It’s important to remember, everyone at protest camps is a volunteer. No one is being paid to do the hard work that keeps these spaces running.
When I arrived at Balcombe, the tech setup was a disaster. All the camp’s power came from draining 12V car batteries, charged at sympathetic locals’ homes, then brought back to the camp. This was repeated daily, with batteries quickly destroyed in the process. Ironically, the system meant we were running the protest camp on fossil fuels.
I like a challenge, so I set about fixing it. It wasn’t particularly difficult, just messy. After half a day of scrounging and assembling, by evening I had a functioning solar setup that could reliably charge two phones, indefinitely, as long as the sun was shining. It was a small start, but it showed how we could scale to power the whole camp sustainably.
The next morning, I got out of bed to plug in some phones, only to find my work ripped apart overnight. People had raided the system for components to power the party camp’s music. The battery was flattened and ruined. So, it turns out the real problem wasn’t technical, it was social.
The camp was full of capable people, but many had checked out. Why? Because they’d experienced variations of this same problem before, nothing could be built, nothing would last, everything was transitory and broken.
Tackling the social mess, the first issue was the presence of a few absolute loons. These people weren’t just chaotic, they actively blocked any attempt to build lasting infrastructure. The solution? Push them out. It wasn’t clean. It wasn’t gentle. In both cases, it was emotionally intense.
One was mediated out by sharing gear so he could set up his own space elsewhere. The second, when confronted, left of his own accord and took his stuff with him. Harsh, maybe, but necessary. After they left, the camp could finally begin to function.
The “commons” problem, the second issue, was more subtle but probably created even more resentment: equipment and resources were treated as a free-for-all. Everything was “held in common,” which meant anyone could use gear however they wanted, and they did. Batteries were destroyed, cables fried, expensive equipment thrown into a growing pile of broken tech.

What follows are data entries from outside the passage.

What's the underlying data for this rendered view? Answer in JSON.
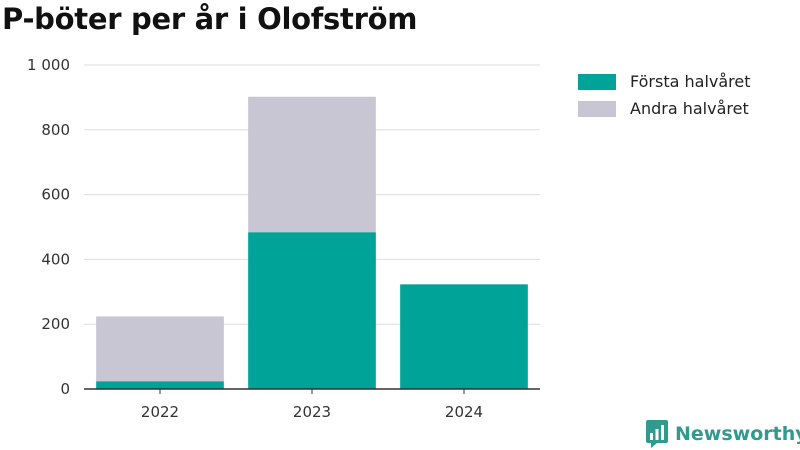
{
  "chart_data": {
    "type": "bar",
    "stacked": true,
    "title": "P-böter per år i Olofström",
    "categories": [
      "2022",
      "2023",
      "2024"
    ],
    "series": [
      {
        "name": "Första halvåret",
        "color": "#00a398",
        "values": [
          24,
          484,
          323
        ]
      },
      {
        "name": "Andra halvåret",
        "color": "#c8c6d2",
        "values": [
          200,
          418,
          0
        ]
      }
    ],
    "yticks": [
      "0",
      "200",
      "400",
      "600",
      "800",
      "1 000"
    ],
    "ylim": [
      0,
      1000
    ],
    "grid": true,
    "legend_position": "right"
  },
  "branding": {
    "logo_text": "Newsworthy",
    "logo_icon": "newsworthy-logo-icon",
    "logo_color": "#2f9a8d"
  }
}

The solution? Gently focus control, we set up a tech tent and simply sat there, every day, asking people what they needed and why. No outright “no’s,” just a filtering process. It worked, tech requests slowed, and we regained stability. But behind the scenes, it built up quiet resentment from the “crew” who were used to unaccountable access and immediate replacements at the camp’s expense.
What followed, after the transition, the tech space became… boring. It worked. Phones charged. Laptops powered. Media and legal teams did their jobs. People even checked their Facebook.
And yet, success bred silence. The loons were gone, but the resentment lingered. And sure enough, the backlash eventually came, just not in the way you’d expect. But this is another story…
This reflection is about more than batteries and solar panels. It’s about the fragility of collective space, and how real sustainability is social before it’s technical. We need to defend space from dysfunction, as much as build within it.
Fixing protest camps means navigating both power systems and power dynamics. And if you don’t balance both, you’ll be back to chaos by morning.